I often sit with clients who were a committed couple for a decade before they could legally marry in New York. They built a life together, bought a home in Brooklyn, and raised children. Now, as they contemplate divorce, they face a difficult question: Does the law see their relationship as starting in 2011 with the Marriage Equality Act, or a decade earlier when their life together truly began? For same-sex couples, the end of a marriage brings unique legal questions that heterosexual couples rarely face.
Ending a marriage is the untangling of a shared life—financially, emotionally, and legally. While New York law provides a clear path for divorce, the history that precedes many same-sex marriages creates significant points of contention.
When Did the “Marital Estate” Begin?
In any divorce, New York law governs the division of assets through equitable distribution. The court identifies all “marital property”—assets acquired during the marriage—and distributes it fairly. But for a couple who shared finances for years before they could legally marry, the definition of “during the marriage” becomes the critical issue.
Imagine one partner owned a business that grew significantly during the five years they were married, but also during the ten years they lived as a domestic partnership before that. Is the appreciation of that business over 15 years a shared asset, or only over five? The law generally looks to the date of the marriage ceremony as the starting line. We can argue for a more just outcome by presenting evidence of a long-term financial partnership that predates the legal union. This involves demonstrating commingled funds, joint investments, or written agreements that show an intent to share assets long before a marriage license was signed.
This is not a simple argument to make. It requires a meticulous reconstruction of a couple’s financial history. But for the partner who contributed to a household or business for years without the legal protections of marriage, it can be the difference between a fair settlement and a devastating financial loss.
The Enduring Importance of Second-Parent Adoptions
For LGBTQ parents, nothing is more important than securing the legal relationship with their children. While marriage equality created a presumption of parentage for children born during a marriage, relying on that presumption alone is a risky contingency.
We have always advised clients in same-sex relationships to secure their parental rights through a second-parent adoption, even if they are married and both names are on the birth certificate. An adoption is a court order—a final judgment of parentage that is recognized in all 50 states.
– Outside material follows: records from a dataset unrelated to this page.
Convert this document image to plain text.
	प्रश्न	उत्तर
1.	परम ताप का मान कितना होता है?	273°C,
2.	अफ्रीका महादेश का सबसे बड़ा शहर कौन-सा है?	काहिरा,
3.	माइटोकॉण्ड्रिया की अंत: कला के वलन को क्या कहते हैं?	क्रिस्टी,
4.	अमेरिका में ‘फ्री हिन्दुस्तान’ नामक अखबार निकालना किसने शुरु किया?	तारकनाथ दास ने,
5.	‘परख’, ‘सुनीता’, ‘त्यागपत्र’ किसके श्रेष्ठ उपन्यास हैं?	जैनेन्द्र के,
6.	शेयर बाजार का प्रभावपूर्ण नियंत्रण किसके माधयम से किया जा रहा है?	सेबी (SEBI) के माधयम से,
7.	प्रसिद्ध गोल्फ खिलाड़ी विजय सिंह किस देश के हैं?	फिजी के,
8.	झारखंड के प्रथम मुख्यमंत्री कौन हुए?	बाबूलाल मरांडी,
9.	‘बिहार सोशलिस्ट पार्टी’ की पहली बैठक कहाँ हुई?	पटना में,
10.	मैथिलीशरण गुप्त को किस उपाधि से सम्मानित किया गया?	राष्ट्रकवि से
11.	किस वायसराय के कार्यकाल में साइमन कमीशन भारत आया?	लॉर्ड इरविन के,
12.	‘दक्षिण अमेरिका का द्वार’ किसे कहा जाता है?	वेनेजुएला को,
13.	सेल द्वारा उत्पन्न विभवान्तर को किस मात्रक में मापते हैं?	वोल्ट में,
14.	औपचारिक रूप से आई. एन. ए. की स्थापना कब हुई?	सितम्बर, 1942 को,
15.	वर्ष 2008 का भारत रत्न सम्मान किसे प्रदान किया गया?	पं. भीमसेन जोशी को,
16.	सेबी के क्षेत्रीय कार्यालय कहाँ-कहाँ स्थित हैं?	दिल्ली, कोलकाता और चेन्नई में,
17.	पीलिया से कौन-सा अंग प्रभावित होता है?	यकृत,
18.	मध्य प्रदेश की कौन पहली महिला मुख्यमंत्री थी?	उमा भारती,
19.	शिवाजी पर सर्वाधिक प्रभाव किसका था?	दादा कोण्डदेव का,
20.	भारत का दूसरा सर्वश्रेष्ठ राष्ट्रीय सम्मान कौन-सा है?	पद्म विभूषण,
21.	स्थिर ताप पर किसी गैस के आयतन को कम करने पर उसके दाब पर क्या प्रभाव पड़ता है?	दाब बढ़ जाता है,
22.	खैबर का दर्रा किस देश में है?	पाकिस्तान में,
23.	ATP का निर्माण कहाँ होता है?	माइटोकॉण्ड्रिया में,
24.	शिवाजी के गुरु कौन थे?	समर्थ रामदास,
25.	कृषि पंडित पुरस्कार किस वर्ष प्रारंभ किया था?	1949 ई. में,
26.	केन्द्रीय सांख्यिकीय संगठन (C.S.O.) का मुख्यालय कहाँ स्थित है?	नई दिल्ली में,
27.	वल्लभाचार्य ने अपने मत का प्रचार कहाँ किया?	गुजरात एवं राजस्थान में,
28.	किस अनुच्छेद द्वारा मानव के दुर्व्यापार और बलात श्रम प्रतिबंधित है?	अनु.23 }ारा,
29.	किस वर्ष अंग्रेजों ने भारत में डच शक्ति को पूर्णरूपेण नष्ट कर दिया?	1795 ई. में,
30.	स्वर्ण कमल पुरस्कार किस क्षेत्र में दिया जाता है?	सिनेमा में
A marriage certificate or birth certificate, while strong evidence, can sometimes be challenged, especially if you travel or move to a jurisdiction less familiar with New York’s laws.
In a divorce, an adoption decree removes all ambiguity. It establishes, with finality, that both parents have equal legal standing. This simplifies custody and visitation discussions, allowing the focus to remain where it should be: on the best interests of the children. Without that clear legal foundation, a non-biological parent could face a grueling and uncertain battle to prove their relationship in court, a painful process for both the parent and the child.
The Grounds for Divorce Remain the Same
While the circumstances surrounding the marriage may be unique, the legal process for ending it is uniform. New York is a “no-fault” divorce state. A spouse does not need to prove adultery, abandonment, or cruelty. The vast majority of divorces are filed under the grounds of an “irretrievable breakdown” of the relationship for at least six months, as codified in Domestic Relations Law § 170(7).
This provision streamlines the process, allowing both parties to move forward without a prolonged and often damaging court battle over who was at fault for the marriage’s end. The focus can shift directly to the substantive issues: division of assets, spousal support, and creating a stable plan for the children.
Proactive Planning Is Prudent Stewardship
These issues highlight the value of prudent planning. For same-sex couples, prenuptial and postnuptial agreements are not just for the wealthy—they are powerful tools for creating clarity. These agreements can explicitly define when a financial partnership began, designate certain assets as separate property, and outline expectations. It is an act of stewardship for the life you have built, ensuring your intentions are honored.
The legal process should provide a clear and fair framework for this transition. For LGBTQ couples, that often requires acknowledging a history that the law is still catching up to.
If you are contemplating the end of a marriage and have questions about your pre-marital assets or parental rights, the first step is often to inventory your key documents. We typically begin our process with a client by reviewing any prenuptial agreements, property deeds, and existing adoption or parentage orders to establish a clear picture of the legal landscape.